A empresa ferroviária Rumo anunciou que, no primeiro trimestre, os preços de frete estão cerca de 10% mais baixos em comparação com o mesmo período do ano anterior. Essa redução é resultado de um reposicionamento estratégico, realizado sob a gestão da Cosan, para tornar suas tarifas mais competitivas em relação a outras opções de transporte no Mato Grosso, conforme declarado por executivos durante uma coletiva na quinta-feira (5).
“Percebemos que nossos preços estavam muito altos em relação a outras soluções logísticas no primeiro trimestre do ano passado… Estou otimista de que agora estamos em níveis adequados de tarifas”, comentou Pedro Palma, CEO da Rumo, em uma conferência com analistas após a divulgação dos resultados financeiros da empresa na noite anterior.
“O primeiro trimestre de 2026 refletirá uma redução de preços em relação ao mesmo período de 2025, superior a 10%”, acrescentou o executivo, informando que, para o segundo trimestre, as tarifas permanecerão estáveis.
A meta da Rumo para este ano é transportar mais de 90 bilhões de TKUs, superando os 84,2 bilhões registrados no ano passado.
Guilherme Machado, vice-presidente financeiro, indicou que os investimentos da Rumo em 2026 devem ser inferiores aos do ano anterior, mas ainda assim superiores aos gastos de 2024, sem entrar em detalhes. Ele também mencionou que a empresa começou o ano com a capacidade de transporte praticamente toda contratada para o primeiro semestre.
Em relação a possíveis repercussões do conflito no Oriente Médio, o presidente da Rumo observou que o Irã é um cliente importante para as exportações de milho do Brasil no segundo semestre, tendo adquirido cerca de 9 milhões de toneladas em 2025. “Precisaremos monitorar para entender a duração e o impacto desse conflito. Historicamente, não parece que haverá uma interrupção significativa, mas será um assunto que exigirá nossa atenção e a de todo o mercado”, afirmou o executivo.
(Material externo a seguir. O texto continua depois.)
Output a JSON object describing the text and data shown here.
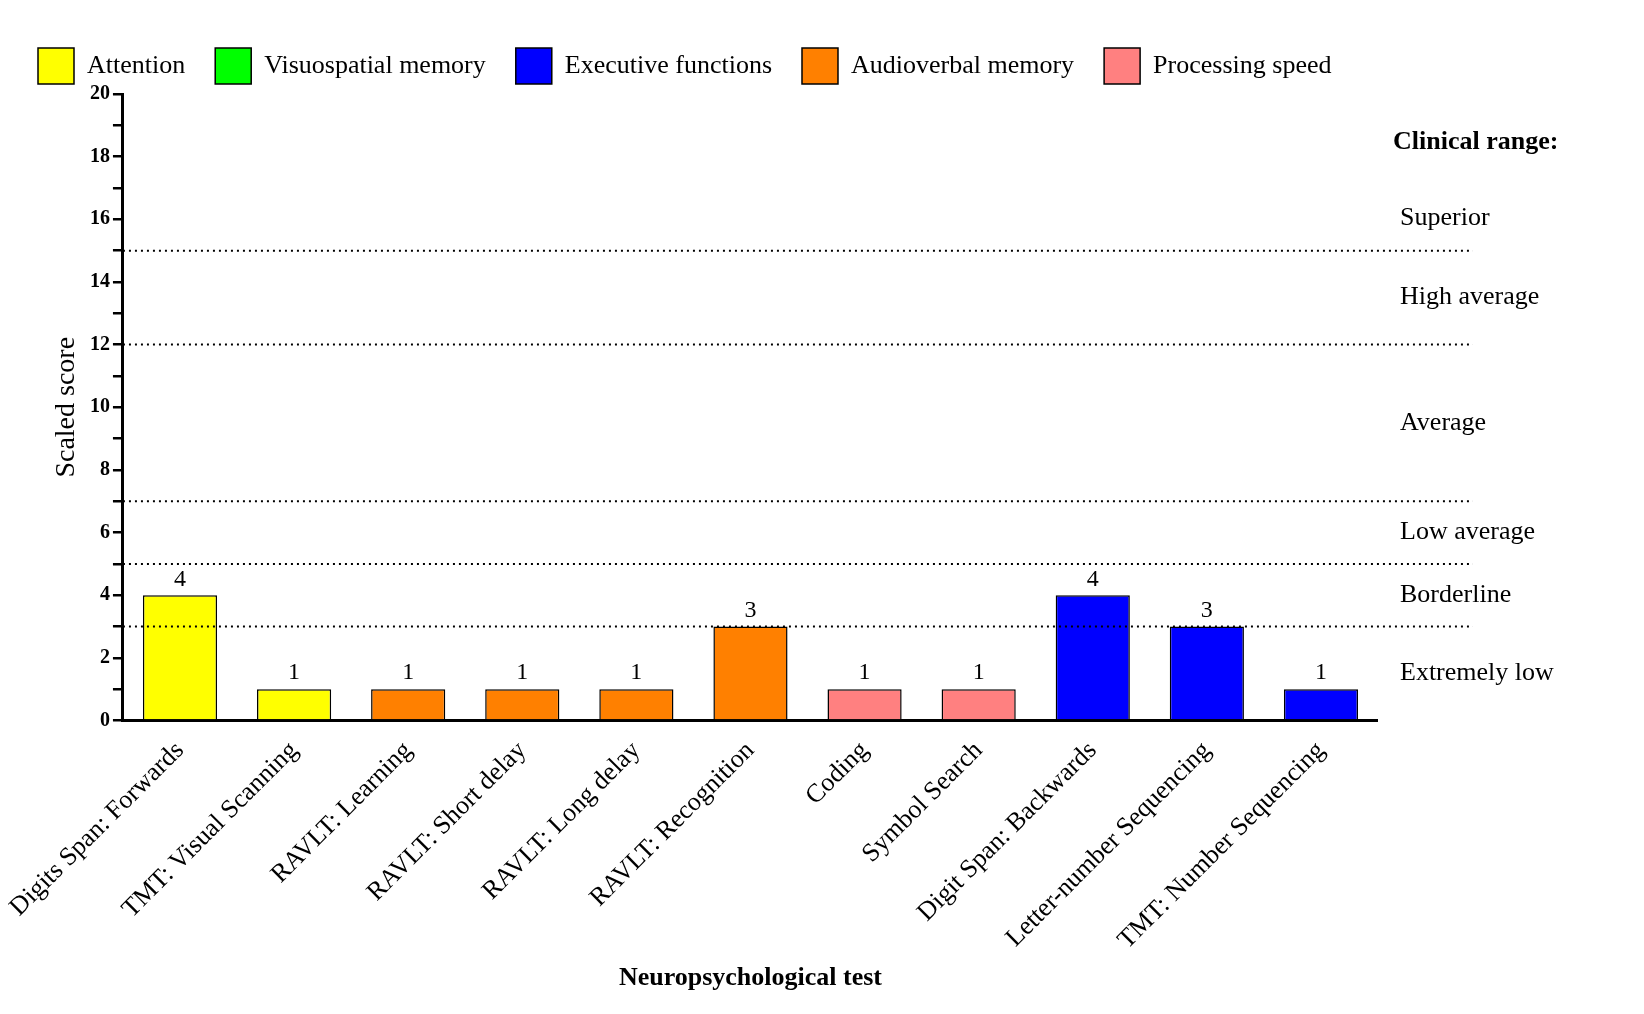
{
  "chart_data": {
    "type": "bar",
    "xlabel": "Neuropsychological test",
    "ylabel": "Scaled score",
    "categories": [
      "Digits Span: Forwards",
      "TMT: Visual Scanning",
      "RAVLT: Learning",
      "RAVLT: Short delay",
      "RAVLT: Long delay",
      "RAVLT: Recognition",
      "Coding",
      "Symbol Search",
      "Digit Span: Backwards",
      "Letter-number Sequencing",
      "TMT: Number Sequencing"
    ],
    "series": [
      {
        "name": "Attention",
        "color": "#ffff00",
        "values": [
          4,
          1,
          null,
          null,
          null,
          null,
          null,
          null,
          null,
          null,
          null
        ]
      },
      {
        "name": "Visuospatial memory",
        "color": "#00ff00",
        "values": [
          null,
          null,
          null,
          null,
          null,
          null,
          null,
          null,
          null,
          null,
          null
        ]
      },
      {
        "name": "Executive functions",
        "color": "#0000ff",
        "values": [
          null,
          null,
          null,
          null,
          null,
          null,
          null,
          null,
          4,
          3,
          1
        ]
      },
      {
        "name": "Audioverbal memory",
        "color": "#ff8000",
        "values": [
          null,
          null,
          1,
          1,
          1,
          3,
          null,
          null,
          null,
          null,
          null
        ]
      },
      {
        "name": "Processing speed",
        "color": "#ff8080",
        "values": [
          null,
          null,
          null,
          null,
          null,
          null,
          1,
          1,
          null,
          null,
          null
        ]
      }
    ],
    "stacked": true,
    "data_labels": true,
    "ylim": [
      0,
      20
    ],
    "yticks": [
      0,
      {
        "value": 1,
        "label": null
      },
      2,
      {
        "value": 3,
        "label": null
      },
      4,
      {
        "value": 5,
        "label": null
      },
      6,
      {
        "value": 7,
        "label": null
      },
      8,
      {
        "value": 9,
        "label": null
      },
      10,
      {
        "value": 11,
        "label": null
      },
      12,
      {
        "value": 13,
        "label": null
      },
      14,
      {
        "value": 15,
        "label": null
      },
      16,
      {
        "value": 17,
        "label": null
      },
      18,
      {
        "value": 19,
        "label": null
      },
      20
    ],
    "grid": false,
    "legend": "top left",
    "ref_lines": [
      {
        "axis": "y",
        "value": 15,
        "line_style": "dotted"
      },
      {
        "axis": "y",
        "value": 12,
        "line_style": "dotted"
      },
      {
        "axis": "y",
        "value": 7,
        "line_style": "dotted"
      },
      {
        "axis": "y",
        "value": 5,
        "line_style": "dotted"
      },
      {
        "axis": "y",
        "value": 3,
        "line_style": "dotted"
      }
    ],
    "annotations": [
      "Clinical range:",
      "Superior",
      "High average",
      "Average",
      "Low average",
      "Borderline",
      "Extremely low"
    ]
  }
}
Sobre os custos com combustível, Felipe Saraiva, gerente executivo de relações com investidores da Rumo, ressaltou que os volumes já contratados possuem mecanismos que permitem à empresa repassar variações nos preços dos combustíveis. Além disso, ele destacou que, como a ferrovia é um modo de transporte mais eficiente que o rodoviário, tende a se beneficiar em períodos de aumento nos preços dos combustíveis. O executivo também enfatizou que a prioridade da Rumo é “assegurar uma ocupação eficiente de sua capacidade” de transporte.